Меня охватила злость. Головокружение сразу прошло, тошнота отступила, и я смогла пошевелиться. Матрас подо мной подозрительно зашуршал, словно был набит травой, раздались легкие шаги, занавеси с райскими птицами раздернулись, и я оказалась лицом к лицу с темноволосой женщиной.

Смуглая, оливковая кожа и карие глаза с очень длинными пушистыми ресницами выдавали в ней уроженку юга. В полумраке комнаты ее лицо с лепными скулами казалось почти красивым, если бы не морщинки вокруг рта и длинный нос с горбинкой. Одета она была в зеленое платье с разрезами по рукавам, из которых виднелась белоснежная рубашка.

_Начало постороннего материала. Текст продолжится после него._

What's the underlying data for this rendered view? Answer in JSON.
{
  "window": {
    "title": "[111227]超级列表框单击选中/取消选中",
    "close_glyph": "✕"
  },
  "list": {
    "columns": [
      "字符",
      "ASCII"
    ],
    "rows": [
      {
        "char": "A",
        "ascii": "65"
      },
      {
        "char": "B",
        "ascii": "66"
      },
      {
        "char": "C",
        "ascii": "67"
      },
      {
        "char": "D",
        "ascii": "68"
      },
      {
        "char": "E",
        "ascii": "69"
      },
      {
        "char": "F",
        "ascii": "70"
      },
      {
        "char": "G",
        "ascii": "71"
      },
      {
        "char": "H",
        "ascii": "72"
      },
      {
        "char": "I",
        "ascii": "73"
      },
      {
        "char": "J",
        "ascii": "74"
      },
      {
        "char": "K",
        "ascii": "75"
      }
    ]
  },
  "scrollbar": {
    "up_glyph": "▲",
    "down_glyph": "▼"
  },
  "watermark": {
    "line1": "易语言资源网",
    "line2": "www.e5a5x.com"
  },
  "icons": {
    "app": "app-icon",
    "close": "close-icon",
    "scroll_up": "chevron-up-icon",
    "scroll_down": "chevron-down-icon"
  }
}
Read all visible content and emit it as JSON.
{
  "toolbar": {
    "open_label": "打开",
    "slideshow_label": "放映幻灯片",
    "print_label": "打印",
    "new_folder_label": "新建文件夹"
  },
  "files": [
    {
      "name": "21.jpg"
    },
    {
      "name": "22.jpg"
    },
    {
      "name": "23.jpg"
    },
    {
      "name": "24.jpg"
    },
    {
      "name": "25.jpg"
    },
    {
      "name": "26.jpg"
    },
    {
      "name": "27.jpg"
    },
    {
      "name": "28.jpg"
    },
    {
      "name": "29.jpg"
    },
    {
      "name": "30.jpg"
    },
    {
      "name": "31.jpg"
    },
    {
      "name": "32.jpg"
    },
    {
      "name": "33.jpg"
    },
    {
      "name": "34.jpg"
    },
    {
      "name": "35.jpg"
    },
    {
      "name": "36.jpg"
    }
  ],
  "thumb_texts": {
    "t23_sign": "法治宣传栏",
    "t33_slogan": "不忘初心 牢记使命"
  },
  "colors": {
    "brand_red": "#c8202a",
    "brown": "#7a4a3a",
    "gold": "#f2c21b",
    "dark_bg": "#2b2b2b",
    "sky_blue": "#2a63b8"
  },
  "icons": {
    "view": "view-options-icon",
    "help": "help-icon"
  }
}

— Доброе утро, — вежливо поприветствовала она меня, слегка приседая. У меня хватило сил только кивнуть и молча смотреть на нее, гадая, кто она.

— Я — Далия, молочная сестра графа Алайстера, — женщина совершенно правильно истолковала мое недоумение.

— Молочная?

— Да, моя мать была кормилицей Его Светлости, и теперь я прислуживаю в его доме, — в ее голосе чувствовалась скрытая гордость.

— А… значит, я в доме… — протянула я и, сглотнув, украдкой потерла лоб. После вчерашних возлияний голова просто раскалывалась.

— Вот, выпейте, это поможет! — Далия протянула мне странный кубок: из голубого метала, он искрил серебром.

— Что это? — я опасливо покосилась на жидкость внутри.

— Всего лишь настойка моей матушки, вам станет гораздо легче.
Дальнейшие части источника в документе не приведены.